CONTOUR OF EXCITON ABSORPTION LINES IN A CUPROUS OXIDE CRYSTAL

(Presented by Academician B. P. Konstantinov, 12 IV 1965)

In solid-state spectroscopy the cuprous oxide crystal occupies a place as important as the hydrogen atom in atomic spectroscopy. Many works have been devoted to a comprehensive study of the optical properties of Cu\(_2\)O (see \((^1)\)). However, such fundamental quantities as the absorption coefficient, half-width, oscillator strength, and also the line contour have been studied insufficiently. At the same time, it is precisely for Cu\(_2\)O that the theory of the contour \((^2,^3)\) and the absorption magnitudes \((^4,^5)\) of exciton lines have been developed in greatest detail.

Fig. 1. Contour of exciton lines of the “yellow” series of cuprous oxide:
\(a\)—\(T = 160^\circ\) K; \(b\)—\(T = 4.2^\circ\) K

In the long-wavelength edge region of the fundamental absorption of the Cu\(_2\)O crystal, two groups of hydrogen-like (\(n \ge 2\), \(n\) is the quantum number) absorption lines are observed, which by their position in the spectrum are usually called the “yellow” and “green” series and are located in the regions 6150–5700 and 5500–5400 Å, respectively.
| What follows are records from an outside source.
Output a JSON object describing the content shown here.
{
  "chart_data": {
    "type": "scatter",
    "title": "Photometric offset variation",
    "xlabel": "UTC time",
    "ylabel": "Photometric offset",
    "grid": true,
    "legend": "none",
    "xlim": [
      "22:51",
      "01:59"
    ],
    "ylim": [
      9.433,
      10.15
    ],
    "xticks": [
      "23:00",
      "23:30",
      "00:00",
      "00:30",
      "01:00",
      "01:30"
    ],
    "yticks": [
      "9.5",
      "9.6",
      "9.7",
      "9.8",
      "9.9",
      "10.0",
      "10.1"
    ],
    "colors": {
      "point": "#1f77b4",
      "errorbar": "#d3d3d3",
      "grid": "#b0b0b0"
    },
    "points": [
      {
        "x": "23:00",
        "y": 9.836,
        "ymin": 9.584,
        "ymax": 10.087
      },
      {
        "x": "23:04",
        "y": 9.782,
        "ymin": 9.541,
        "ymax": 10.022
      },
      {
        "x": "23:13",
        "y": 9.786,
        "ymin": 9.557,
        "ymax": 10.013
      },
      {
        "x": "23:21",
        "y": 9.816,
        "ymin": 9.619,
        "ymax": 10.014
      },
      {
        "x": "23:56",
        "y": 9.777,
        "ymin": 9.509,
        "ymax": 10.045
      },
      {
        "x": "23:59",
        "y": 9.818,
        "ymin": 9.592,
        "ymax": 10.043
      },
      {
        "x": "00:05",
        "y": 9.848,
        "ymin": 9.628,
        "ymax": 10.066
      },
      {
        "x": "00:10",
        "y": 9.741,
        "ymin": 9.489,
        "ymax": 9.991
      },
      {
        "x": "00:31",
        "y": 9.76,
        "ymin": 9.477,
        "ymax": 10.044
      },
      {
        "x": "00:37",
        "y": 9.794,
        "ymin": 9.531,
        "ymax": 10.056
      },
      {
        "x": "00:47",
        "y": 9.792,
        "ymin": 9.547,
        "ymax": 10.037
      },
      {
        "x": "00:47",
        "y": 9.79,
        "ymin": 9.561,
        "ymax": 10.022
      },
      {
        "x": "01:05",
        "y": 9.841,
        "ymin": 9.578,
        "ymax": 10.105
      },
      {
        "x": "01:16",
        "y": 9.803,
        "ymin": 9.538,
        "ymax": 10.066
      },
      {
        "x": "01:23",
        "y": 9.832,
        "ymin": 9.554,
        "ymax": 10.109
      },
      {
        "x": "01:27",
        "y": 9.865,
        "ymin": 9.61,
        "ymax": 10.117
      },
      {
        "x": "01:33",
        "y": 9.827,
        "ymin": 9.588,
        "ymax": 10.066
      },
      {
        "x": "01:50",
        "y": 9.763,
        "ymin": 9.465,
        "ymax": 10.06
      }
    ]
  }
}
Using a recording spectral setup with dispersion \(D = 3.2\) Å/mm at temperatures \(T\) equal to 160 and 4.2° K, we investigated the spectral distribution of the absorption coefficient of mono- and polycrystals of Cu\(_2\)O (crystal thickness \(d = 5\)–300 \(\mu\)) \((^{6-9})\). The exciton lines rise above the background of continuous absorption of indirect band-to-band transitions; the absorption in the background is approximately the same as in the lines. The monotonic course of the continuous background outside the lines was extrapolated by us into the region of the lines by a smooth curve under the assumption that the lines do not overlap one another. The extrapolation of the continuous background is reliable in the region of the “yellow” series and less reliable (because of the large half-width of the lines) in the region of the “green” series.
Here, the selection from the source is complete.